Es ist Bundestagswahl und da möchte jeder sein Scherflein zu beitragen. Warum Claudia Langer gern mit der FDP zusammen interviewt werden möchte, wird nicht erklärt, es mag am beiderseitigen Hang zum »Eigennutz« liegen.
Derweil schwadroniert Claudia Langer sinnbefreit: »Seit es uns gibt, haben sich mehr als zwei Millionen Menschen bei uns über nachhaltigen Konsum informiert.« Da frag ich mich doch gleich, ob in den 1 1/2 Jahren erst 2 Millionen Klicks erfolgt sind. Das ist eher unwahrscheinlich, also hat man mal wieder IP-Nummern gezählt. Eine derartige Logfile-Auswertung ist so simpel wie fehlsichtig, und dürfte auch die letzten Werbekunden verprellen. Konnte man doch vor kurzem beim Informationsdienst der IT-Branche, ibusiness, schon lesen, dass die TausenderKontaktpreise (kurz TKPs) im freiem Fall sind. Das liegt allerdings nicht am Überangebot sondern daran, dass der dämlichste Kunde bemerkt das Qualität doch vor Quantität kommt. In diesem Sinne herzlichen Glückwunsch zu »mehr als 2 Millionen« unqualifizierten Kontakten, Claudia Langer. Immerhin eine schöne neue Zahl bei seit Monaten stagnierenden »etwa 46.000« Nutzern. (Später wird auch noch auf 2,5 Millionen erreichte Menschen aufgerundet.)

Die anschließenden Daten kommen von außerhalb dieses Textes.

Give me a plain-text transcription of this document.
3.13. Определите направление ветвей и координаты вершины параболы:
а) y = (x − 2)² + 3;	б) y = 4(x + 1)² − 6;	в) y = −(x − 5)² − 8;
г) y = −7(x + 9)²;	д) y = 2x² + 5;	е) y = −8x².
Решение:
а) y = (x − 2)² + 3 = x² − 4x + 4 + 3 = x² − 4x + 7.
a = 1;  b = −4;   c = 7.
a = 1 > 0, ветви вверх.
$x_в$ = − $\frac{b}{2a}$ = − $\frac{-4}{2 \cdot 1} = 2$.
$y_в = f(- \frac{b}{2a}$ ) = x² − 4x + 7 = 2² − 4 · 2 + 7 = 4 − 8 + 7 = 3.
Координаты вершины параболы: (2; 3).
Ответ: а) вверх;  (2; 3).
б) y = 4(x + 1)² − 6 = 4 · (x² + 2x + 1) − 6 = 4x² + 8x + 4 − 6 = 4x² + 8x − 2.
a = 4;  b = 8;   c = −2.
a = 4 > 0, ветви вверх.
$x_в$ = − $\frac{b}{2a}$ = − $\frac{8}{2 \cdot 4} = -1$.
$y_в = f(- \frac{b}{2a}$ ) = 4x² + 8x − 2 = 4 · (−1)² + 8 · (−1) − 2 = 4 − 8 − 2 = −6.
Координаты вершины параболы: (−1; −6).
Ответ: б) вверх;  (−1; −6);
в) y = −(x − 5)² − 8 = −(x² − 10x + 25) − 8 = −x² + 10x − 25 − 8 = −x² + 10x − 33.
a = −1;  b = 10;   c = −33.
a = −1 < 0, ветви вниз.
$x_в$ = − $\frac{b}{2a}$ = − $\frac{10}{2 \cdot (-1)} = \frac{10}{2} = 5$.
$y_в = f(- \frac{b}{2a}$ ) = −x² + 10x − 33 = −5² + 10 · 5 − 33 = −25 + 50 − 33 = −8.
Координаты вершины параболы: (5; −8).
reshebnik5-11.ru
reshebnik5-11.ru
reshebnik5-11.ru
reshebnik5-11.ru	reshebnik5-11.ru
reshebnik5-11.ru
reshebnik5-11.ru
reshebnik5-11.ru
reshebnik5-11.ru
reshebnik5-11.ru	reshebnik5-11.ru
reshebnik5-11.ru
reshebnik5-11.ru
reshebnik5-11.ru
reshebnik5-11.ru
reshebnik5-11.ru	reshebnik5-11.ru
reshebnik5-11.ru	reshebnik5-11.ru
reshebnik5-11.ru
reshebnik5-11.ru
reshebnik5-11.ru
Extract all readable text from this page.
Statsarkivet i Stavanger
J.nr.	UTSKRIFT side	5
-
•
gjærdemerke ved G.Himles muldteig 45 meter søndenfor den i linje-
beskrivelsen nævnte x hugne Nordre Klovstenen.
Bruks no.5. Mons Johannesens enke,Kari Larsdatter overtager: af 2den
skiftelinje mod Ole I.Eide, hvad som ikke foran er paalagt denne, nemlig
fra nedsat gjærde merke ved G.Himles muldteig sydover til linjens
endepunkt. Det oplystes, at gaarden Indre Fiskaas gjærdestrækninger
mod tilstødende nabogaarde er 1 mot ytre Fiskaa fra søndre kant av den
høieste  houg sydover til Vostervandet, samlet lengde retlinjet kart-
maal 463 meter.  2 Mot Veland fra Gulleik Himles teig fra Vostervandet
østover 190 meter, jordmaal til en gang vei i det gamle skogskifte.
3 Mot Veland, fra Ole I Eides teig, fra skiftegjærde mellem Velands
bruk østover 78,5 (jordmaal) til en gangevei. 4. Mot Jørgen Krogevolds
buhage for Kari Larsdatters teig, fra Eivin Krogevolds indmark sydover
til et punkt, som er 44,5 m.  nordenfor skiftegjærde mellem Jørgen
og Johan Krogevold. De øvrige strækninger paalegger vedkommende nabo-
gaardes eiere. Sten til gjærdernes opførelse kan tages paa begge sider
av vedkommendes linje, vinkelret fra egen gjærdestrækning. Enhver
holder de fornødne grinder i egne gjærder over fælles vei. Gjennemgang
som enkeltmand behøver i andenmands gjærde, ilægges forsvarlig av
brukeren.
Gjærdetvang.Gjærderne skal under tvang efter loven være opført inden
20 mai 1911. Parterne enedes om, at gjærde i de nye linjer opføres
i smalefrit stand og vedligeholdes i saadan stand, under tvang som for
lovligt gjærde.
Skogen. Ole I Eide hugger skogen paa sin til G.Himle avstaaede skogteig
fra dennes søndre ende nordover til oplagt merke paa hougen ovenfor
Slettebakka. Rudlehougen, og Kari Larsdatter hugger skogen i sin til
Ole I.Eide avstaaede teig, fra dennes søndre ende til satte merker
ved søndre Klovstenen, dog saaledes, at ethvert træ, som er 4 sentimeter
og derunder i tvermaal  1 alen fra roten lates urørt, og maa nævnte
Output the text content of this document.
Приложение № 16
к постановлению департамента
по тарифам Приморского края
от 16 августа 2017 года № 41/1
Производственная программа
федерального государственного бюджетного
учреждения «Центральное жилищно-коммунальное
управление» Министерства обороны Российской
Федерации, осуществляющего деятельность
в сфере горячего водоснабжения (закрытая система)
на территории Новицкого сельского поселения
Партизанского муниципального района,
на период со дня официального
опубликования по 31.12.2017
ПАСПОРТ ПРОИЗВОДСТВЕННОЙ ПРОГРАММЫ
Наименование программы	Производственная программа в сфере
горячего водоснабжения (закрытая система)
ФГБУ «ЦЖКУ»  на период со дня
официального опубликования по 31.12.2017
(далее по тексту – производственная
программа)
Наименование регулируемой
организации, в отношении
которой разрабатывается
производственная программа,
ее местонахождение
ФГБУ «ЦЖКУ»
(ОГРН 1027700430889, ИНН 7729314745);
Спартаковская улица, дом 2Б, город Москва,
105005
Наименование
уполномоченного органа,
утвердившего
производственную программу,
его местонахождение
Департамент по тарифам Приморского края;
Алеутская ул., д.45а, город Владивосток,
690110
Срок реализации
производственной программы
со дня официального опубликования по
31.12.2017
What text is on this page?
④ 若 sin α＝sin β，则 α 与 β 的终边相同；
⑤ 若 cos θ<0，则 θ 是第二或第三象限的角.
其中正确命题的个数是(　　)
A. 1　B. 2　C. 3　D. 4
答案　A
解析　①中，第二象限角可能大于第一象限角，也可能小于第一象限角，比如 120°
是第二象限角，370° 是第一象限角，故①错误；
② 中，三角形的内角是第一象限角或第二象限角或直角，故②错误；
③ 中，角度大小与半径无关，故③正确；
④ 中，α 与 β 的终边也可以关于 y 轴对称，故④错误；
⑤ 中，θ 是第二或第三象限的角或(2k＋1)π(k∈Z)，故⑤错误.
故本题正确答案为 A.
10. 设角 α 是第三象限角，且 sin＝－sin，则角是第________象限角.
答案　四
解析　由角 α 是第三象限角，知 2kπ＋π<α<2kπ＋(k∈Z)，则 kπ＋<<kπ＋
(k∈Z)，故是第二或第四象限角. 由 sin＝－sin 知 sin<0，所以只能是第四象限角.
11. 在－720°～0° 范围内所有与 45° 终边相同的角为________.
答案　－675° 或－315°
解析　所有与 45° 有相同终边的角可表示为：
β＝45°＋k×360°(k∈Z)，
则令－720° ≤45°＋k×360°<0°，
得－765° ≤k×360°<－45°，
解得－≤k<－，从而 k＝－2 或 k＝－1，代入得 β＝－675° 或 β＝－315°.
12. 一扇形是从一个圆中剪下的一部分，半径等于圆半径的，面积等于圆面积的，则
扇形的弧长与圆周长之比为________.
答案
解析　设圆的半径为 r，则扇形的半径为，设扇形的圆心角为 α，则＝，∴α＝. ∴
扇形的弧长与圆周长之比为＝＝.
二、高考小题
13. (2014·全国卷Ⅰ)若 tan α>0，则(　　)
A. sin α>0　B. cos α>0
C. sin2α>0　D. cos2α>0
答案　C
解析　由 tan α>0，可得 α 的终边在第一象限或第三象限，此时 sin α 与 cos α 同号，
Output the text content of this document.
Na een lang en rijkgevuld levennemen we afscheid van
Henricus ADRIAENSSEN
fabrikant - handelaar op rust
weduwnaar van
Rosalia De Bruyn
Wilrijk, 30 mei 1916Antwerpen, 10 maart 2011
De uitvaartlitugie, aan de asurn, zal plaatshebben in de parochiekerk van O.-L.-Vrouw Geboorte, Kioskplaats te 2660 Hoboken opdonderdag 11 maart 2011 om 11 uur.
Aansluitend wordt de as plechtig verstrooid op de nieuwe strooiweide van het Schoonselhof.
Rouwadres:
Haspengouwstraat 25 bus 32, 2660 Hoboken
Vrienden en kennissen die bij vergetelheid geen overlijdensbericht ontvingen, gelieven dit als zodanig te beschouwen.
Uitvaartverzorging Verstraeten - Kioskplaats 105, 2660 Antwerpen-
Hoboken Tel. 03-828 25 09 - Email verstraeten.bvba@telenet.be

Während Rösler über Demokratie redet, schweigt Langer, und meint später auf die Frage: Wo streiten sie denn? (anstatt im Parlament), sie habe sich eine »völlig verrückte Arena« geschaffen. Diese Aussage entbehrt bei Kenntnis der Streitkultur auf www.utopia.de nicht einer gewissen Komik.
Zwischendrin wird der Beschuss auf den Politiker durch Langer eröffnet, was sich recht lustig liest, denn der eloquente Gesprächspartner kontert.
Rösler schliest das Interview mit der Entgegnung auf Langers Unternehmer-Fürrede: »Ich möchte jedenfalls eine solche Fremdbestimmung nicht. Eine starke Gesellschaft besteht nicht nur aus starken Unternehmen, sondern aus engagierten Menschen in Vereinen, Verbänden und Stiftungen.«, und das von einem FDPler, großes Kino(!).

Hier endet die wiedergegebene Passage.